Хозяина этой гостиницы Луиджи Лодини ни в чем нельзя было упрекнуть — он исполнял все обязанности гражданина, аккуратно бывал у обедни в своей приходской церкви и при случае охотно и щедро жертвовал на бедных. Тем не менее, все со страхом и торопливо проходили мимо ограды этой гостиницы, похожей на высокую монастырскую стену, а путешественники из мещан и купцов никогда не заглядывали в эту отдаленную гостиницу с деревянным стаканом вместо вывески.
Здесь обыкновенно по вечерам собирались солдаты городской стражи и останавливались наемники, искавшие работу. Ловкий и услужливый Луиджи всегда знал, куда им обратиться, чтобы выгодно пристроиться к начальникам, закрывавшим глаза на грабежи.
Потихоньку рассказывали, что добыча этих грабежей легко и выгодно сбывалась хозяину остерии. А часто служила ставками при игре в кости, вызывала горячие споры и даже кровавые расправы. Прохожие не раз слышали вечером звон оружия и стоны, но слухи о таких случаях не выходили за ворота дома, а посещавшие остерию днем могли только засвидетельствовать, что в ней всегда царил образцовый порядок.
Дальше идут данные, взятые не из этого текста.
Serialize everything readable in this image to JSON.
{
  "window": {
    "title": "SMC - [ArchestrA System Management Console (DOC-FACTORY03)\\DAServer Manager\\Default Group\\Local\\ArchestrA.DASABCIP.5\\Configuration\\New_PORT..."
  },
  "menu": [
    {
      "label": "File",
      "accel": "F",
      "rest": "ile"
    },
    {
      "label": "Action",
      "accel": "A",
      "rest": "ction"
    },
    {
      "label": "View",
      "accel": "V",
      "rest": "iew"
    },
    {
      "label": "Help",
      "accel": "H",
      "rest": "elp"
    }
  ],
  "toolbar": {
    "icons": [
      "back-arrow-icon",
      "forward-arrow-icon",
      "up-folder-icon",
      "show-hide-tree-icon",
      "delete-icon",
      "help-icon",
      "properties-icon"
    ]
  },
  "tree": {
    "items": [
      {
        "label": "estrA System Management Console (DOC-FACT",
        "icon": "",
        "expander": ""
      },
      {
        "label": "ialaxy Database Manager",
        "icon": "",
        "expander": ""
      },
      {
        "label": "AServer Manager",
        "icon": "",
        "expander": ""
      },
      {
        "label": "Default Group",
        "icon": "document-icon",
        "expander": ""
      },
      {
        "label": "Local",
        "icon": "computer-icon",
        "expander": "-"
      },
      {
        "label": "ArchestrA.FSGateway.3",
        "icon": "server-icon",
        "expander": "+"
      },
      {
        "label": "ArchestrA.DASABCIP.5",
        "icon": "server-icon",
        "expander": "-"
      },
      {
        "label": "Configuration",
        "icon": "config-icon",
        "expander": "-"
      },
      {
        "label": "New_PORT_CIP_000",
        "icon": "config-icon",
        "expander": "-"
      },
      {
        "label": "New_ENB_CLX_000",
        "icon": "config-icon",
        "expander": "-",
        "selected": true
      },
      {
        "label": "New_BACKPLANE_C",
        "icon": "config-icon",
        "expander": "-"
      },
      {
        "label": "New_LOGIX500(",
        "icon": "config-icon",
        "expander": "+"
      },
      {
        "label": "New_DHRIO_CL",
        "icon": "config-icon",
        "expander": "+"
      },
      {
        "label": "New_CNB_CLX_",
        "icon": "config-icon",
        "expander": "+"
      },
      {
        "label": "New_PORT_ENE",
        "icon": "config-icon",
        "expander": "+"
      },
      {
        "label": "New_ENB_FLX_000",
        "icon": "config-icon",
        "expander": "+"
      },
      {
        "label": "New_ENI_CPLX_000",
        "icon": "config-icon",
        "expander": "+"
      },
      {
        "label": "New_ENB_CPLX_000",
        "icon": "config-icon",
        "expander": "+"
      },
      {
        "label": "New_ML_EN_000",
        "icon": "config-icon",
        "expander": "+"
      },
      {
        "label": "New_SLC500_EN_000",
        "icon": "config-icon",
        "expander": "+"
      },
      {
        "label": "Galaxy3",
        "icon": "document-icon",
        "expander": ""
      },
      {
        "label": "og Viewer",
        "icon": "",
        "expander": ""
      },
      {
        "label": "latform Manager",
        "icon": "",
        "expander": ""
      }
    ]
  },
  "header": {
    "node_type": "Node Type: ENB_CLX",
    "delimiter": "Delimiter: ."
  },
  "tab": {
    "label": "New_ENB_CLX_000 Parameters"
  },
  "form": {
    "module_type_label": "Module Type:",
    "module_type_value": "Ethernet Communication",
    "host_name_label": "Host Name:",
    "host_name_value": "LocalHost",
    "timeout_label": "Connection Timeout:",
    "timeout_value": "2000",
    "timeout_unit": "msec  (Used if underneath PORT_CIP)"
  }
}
В день приезда кардинала во Флоренцию Луиджи, вероятно, особенно хорошо торговал, так как к сумеркам у него собралось много гостей, пришедших с разных сторон. Все это были сильные, здоровые люди с загорелыми лицами и по-солдатски подстриженными бородами. У всех были большие мешки за плечами, и они казались солдатами, только что нанявшимися в какой-нибудь отряд. Это было вполне естественно, так как далеко разнеслась молва, что граф Джироламо Риарио набирает для вновь приобретенного владения Имолы сильное войско под предводительством известного капитана Монтесекко, и многие из пришедших справлялись по дороге об остерии Луиджи, где можно узнать о вербовке солдат. Большинство, однако, знало, по-видимому, дорогу и незаметно пришло в остерию, когда все жители Флоренции стремились в город смотреть на приезд блестящих гостей во дворец Пацци.
Дверь остерии открывалась на каждый звонок, и осторожно выглядывающий Луиджи провожал гостей в назначенные им комнаты, рассчитанные на двоих или троих и снабженные прекрасными кроватями с соломенными тюфяками. Пришедшие доставали из мешков кожаные колеты, панцири, шлемы, шпаги, клали все это у своих постелей и отправлялись с Луиджи в большую столовую, присоединиться к пьющим и играющим.
Приход гостей уже прекратился, разговоры становились все громче и оживленнее, когда по дороге от Имолы подъехал всадник, закутанный в темный плащ, в надвинутой на глаза шляпе, и позвонил у двери, нагнувшись с лошади. Тотчас же отворилась дверь, и в ней появилась худая, мускулистая фигура хозяина. На нем был белый полотняный камзол, стянутый узким кожаным поясом, башмаки в виде сандалий с белыми кожаными ремнями, переплетенными до колен, и маленькая шапочка на коротко остриженных волосах — общепринятый костюм трактирщиков того времени, но его загорелое лицо с резкими чертами, остроконечная бородка и хитрые глаза больше напоминали солдата, которым он давал приют, а большой кинжал, висевший у пояса, доказывал, что он не задумается преградить вход незваному или непрошеному гостю. Увидев всадника, он низко поклонился и отворил ворота, так что тот мог въехать во двор, только слегка нагнувшись.